Так мне по крайней мере кажется, когда она стремительно проносится мимо. Лицо искажено, брови сведены, глаза сощурены, так оно и выглядит, если кто-то пытается сдержать слезы. А мне теперь только и остается, что испугаться за нее и броситься следом, искать, немедленно.
Сам не знаю, что я при этом думал, во всяком случае я нашел ее с ходу. Действительно в гардеробе, в этом всегда сумрачном, душном сарае на втором этаже, где действительно обжималось несколько парочек. Никакого Кевина нет и в помине. Значит, Надя без спутника. Она прячет лицо в ладонях. Я молча подсаживаюсь к ней.
Как бы я реагировал, застань я Надю с Кевином, это ты хочешь знать? Боже правый, да что мне за дело, что мне за дело до Кевина и его отношений с Надей. Она одна, и я рад, что это так. Рядом с ней, страницами вниз, лежит толстая книжка карманного формата с загнутыми углами и наполовину оборванной серебряной обложкой, я поднимаю ее, Достоевский, «Преступление и наказание». «Не хочу, чтобы вы принимали меня за какое-то пугало, тем паче что имею к вам искреннюю склонность, верите вы мне или нет», — читаю я. И кладу книгу обратно. Надя выпрямляется. Ее глаза и в самом деле полны слез, щеки распухли, а ей и это идет, какая хорошенькая, — сразу приходит непрошеная мысль, — подавлена, несчастна, и все равно такая милая.
Как у меня дела в школе, как мои занятия, спрашивает она наконец дрожащим голосом и улыбается. Все еще так же ужасно? Нет-нет, отвечаю я вполголоса, все в порядке. Только два младших класса, немного девятнадцатого века и средневековье в трех старших. Реставрация, крестовые походы, Бисмарк. Зато в данный момент кое-кто из десятого класса проходит Бюхнера, а? Про нервы в черепе, ха-ха. Видишь, в этом году я изворачиваюсь как могу, чтобы свести нагрузку к минимуму. И это я говорю ей, то есть что поклялся избегать всего, что для меня слишком тяжело, буквально это я ей и говорю. И что мне это даже удается. И что, например, для драмкружка у меня вряд ли найдется время, это мне на пользу. Помогает немного снять напряжение, понимаешь, Надя, говорю я, в общем-то я совсем успокоился. Это не означает, что вы меня не интересуете, напротив. Но одно дело интересоваться, а другое — биться головой о стену, это безумно напрягает, со временем доводит до изнеможения. И утомляет, конечно, добавляю я, ясное дело, ведь это так бессмысленно.

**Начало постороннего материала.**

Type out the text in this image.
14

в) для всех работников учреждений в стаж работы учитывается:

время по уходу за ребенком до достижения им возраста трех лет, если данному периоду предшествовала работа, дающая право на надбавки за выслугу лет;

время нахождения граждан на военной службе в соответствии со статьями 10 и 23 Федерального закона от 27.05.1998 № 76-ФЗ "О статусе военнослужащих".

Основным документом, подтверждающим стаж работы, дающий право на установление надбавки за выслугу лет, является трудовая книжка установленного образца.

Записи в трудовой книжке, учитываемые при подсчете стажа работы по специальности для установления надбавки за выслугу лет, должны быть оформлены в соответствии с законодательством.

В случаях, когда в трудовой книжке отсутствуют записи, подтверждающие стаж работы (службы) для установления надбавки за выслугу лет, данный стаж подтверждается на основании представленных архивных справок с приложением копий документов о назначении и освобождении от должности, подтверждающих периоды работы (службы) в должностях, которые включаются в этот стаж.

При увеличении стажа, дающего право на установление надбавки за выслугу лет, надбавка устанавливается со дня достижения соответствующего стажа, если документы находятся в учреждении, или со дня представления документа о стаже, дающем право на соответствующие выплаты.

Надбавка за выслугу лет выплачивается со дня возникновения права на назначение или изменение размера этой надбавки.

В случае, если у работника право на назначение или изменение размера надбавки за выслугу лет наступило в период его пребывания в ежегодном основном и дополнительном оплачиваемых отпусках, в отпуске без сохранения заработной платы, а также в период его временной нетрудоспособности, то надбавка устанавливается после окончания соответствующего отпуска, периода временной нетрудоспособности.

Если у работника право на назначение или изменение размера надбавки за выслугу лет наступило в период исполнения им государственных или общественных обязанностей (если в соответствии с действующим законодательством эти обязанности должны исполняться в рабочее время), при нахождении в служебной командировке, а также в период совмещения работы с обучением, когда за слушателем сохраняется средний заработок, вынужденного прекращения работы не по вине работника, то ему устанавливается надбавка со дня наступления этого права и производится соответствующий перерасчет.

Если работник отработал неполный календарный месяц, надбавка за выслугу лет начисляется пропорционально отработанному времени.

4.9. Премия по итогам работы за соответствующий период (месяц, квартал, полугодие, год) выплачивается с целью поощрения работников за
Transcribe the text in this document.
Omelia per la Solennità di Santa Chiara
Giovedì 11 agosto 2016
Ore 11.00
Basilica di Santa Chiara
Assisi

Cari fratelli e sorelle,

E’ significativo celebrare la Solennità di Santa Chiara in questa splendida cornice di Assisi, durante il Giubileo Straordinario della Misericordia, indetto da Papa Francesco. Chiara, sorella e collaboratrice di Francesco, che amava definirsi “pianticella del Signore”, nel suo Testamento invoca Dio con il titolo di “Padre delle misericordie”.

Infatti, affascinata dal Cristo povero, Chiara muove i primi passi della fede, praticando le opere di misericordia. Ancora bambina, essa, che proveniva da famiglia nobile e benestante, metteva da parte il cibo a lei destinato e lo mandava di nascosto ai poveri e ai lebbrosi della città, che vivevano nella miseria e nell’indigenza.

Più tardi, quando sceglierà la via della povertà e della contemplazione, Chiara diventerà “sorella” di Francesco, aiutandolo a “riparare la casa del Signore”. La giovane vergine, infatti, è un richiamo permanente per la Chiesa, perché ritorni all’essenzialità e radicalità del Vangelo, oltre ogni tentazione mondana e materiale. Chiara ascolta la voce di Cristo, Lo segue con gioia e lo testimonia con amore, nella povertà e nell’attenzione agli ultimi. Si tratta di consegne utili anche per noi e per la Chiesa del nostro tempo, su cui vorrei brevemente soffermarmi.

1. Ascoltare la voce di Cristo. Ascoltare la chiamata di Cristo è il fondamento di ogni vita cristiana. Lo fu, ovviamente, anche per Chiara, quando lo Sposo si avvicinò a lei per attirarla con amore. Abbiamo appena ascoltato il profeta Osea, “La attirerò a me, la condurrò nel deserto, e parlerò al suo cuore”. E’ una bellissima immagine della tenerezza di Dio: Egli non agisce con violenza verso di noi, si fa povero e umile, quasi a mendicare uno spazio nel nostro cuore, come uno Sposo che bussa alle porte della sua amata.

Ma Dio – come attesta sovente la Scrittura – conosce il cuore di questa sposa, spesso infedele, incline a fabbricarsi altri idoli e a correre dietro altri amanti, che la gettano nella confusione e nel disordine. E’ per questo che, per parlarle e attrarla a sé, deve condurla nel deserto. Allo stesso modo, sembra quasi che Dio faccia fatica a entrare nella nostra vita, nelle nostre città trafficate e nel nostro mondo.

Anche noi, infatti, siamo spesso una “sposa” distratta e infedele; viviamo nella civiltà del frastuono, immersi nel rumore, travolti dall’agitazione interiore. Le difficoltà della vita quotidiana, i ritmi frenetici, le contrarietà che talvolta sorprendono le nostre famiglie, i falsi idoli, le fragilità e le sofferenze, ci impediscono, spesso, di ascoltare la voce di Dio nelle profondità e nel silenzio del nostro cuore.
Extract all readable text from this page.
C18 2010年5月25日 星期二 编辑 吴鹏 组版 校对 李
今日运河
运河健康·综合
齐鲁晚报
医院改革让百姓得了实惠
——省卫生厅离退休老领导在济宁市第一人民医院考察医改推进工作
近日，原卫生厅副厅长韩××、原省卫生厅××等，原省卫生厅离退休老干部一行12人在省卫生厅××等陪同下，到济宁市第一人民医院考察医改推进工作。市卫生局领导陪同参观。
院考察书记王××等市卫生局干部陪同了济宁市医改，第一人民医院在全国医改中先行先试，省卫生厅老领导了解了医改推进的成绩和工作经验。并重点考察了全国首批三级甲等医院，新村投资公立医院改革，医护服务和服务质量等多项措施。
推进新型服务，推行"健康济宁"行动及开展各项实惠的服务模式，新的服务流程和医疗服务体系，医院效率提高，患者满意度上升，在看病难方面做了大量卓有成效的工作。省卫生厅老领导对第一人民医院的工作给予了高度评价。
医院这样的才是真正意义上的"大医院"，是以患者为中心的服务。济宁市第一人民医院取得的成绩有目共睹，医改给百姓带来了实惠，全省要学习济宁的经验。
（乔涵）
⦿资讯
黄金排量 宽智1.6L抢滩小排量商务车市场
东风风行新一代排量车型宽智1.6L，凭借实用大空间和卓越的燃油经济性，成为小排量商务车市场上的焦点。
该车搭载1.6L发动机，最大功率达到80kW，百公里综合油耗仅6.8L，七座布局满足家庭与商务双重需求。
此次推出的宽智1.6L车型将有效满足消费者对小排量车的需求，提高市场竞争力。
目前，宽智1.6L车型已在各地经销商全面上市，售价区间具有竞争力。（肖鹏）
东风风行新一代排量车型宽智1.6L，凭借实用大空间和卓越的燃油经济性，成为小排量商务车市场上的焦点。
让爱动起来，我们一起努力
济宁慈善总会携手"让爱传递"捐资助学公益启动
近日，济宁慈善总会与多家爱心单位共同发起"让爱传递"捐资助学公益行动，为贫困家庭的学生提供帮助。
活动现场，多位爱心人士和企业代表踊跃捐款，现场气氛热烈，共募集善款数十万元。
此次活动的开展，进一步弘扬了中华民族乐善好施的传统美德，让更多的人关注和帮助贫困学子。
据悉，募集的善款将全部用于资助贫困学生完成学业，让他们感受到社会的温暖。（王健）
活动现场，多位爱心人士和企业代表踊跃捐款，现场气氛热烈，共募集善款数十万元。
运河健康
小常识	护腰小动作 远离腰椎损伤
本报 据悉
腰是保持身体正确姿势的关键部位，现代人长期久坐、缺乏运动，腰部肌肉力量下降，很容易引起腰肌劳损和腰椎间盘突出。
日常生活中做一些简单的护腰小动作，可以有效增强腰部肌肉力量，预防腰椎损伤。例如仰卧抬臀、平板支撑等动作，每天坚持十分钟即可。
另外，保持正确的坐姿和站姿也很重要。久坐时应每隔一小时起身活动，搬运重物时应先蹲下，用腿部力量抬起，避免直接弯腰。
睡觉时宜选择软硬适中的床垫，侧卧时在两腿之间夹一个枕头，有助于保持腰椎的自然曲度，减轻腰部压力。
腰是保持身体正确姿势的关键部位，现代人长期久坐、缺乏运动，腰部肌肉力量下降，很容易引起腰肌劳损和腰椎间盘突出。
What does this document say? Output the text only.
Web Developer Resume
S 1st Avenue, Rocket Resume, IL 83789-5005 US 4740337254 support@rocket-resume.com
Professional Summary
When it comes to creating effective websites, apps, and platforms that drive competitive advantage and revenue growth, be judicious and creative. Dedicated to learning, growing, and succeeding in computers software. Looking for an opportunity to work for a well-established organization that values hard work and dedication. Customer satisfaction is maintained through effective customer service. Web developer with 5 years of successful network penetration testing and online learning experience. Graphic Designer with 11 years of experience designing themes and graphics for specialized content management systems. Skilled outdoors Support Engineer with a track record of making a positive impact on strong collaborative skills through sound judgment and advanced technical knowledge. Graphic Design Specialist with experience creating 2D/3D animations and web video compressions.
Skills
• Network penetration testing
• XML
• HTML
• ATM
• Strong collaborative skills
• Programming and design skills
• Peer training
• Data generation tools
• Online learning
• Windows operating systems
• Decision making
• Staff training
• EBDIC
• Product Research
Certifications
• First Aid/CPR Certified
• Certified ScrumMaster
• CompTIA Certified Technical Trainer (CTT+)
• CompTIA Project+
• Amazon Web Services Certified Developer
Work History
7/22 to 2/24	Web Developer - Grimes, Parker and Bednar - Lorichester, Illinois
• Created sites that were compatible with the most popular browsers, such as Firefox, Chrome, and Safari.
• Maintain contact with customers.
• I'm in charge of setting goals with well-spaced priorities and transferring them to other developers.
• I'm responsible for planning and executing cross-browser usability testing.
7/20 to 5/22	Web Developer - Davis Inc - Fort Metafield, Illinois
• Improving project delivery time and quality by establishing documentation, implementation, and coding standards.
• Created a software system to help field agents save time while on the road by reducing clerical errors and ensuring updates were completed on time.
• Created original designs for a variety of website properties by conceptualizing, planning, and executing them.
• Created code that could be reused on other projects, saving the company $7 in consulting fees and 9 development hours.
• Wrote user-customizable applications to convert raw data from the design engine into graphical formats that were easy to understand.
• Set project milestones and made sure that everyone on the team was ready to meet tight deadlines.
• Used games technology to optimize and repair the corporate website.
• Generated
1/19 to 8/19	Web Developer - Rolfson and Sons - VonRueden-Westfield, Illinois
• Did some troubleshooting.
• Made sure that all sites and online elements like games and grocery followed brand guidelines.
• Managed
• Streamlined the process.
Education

И как раз на этом месте, признаю без всяких колебаний, Надя вдруг разражается, так сказать, безудержным потоком слез, на это в самом деле страшно смотреть. Сначала она сидит неподвижно. Руки безвольно повисают. А глаза, из которых теперь по щекам, губам, подбородку непрерывно двумя ручьями текут слезы, чтобы собраться во впадине между ключицами, прежде чем убежать под платье и просочиться между грудями, эти глаза все время широко открыты, устремлены в какую-то точку на мне. Это длится вечность, и я, конечно, становлюсь все беспомощней. Плохо дело. Она уже плачет навзрыд. Так душераздирающе, из такой глубины, буквально из таких кишок и печенок, что сразу снова начинает задыхаться, и все ее нежное тело — поверь, здесь это действительно подходящее слово, — трепещет. И я, черт, я тоже выдавливаю из себя еле слышно «Идем, Надя, полно, Надя», и вот, значит, я — а что мне остается? — делаю этот крохотный жест, пожалуй, даже намек, что мог бы чисто теоретически обнять ее, и больше ничего. И вот она уже лежит в моих объятиях, положив голову на грудь, почти усевшись мне на колени.
И я укачиваю ее, это бедное создание, сотрясаемое болью. Болью, которая успела стать настолько сильной, что разрушила все пороги торможения. Ибо Надины пальцы ощупывают теперь мое лицо, неловко двигаются по глазам, носу, рту, даже ушам, снова и снова. А я в это время, в известной мере инстинктивно, готов баюкать ее, лишь бы успокоить. В самом деле, она как малыш, который плачет среди ночи, когда ему снится страшный сон или болит живот. Настолько мало я понимаю, в чем, собственно, состоит эта боль. Что общего у нее со мной. Со мной, Боже правый! И пока я пытаюсь ее утешить, все более превращаясь в какую-то заботливую мамашу, она бормочет невнятные обрывки, бессвязную ерунду, что-то вроде: я виновата, непростительно, мне так жаль, и тому подобное. Пока не раздается гонг, извещающий о конце перемены.
«Ты справишься», — подбадриваю я ее, когда она встает. Мы смотрим друг на друга. Надя действительно берет себя в руки. Вытирает слезы со щек, с шеи, даже оборачивается ко мне с вымученной улыбкой, прежде чем уйти по направлению к классам.
С тех пор она больше не приходила в школу. Освобождена от занятий по состоянию здоровья, я узнавал.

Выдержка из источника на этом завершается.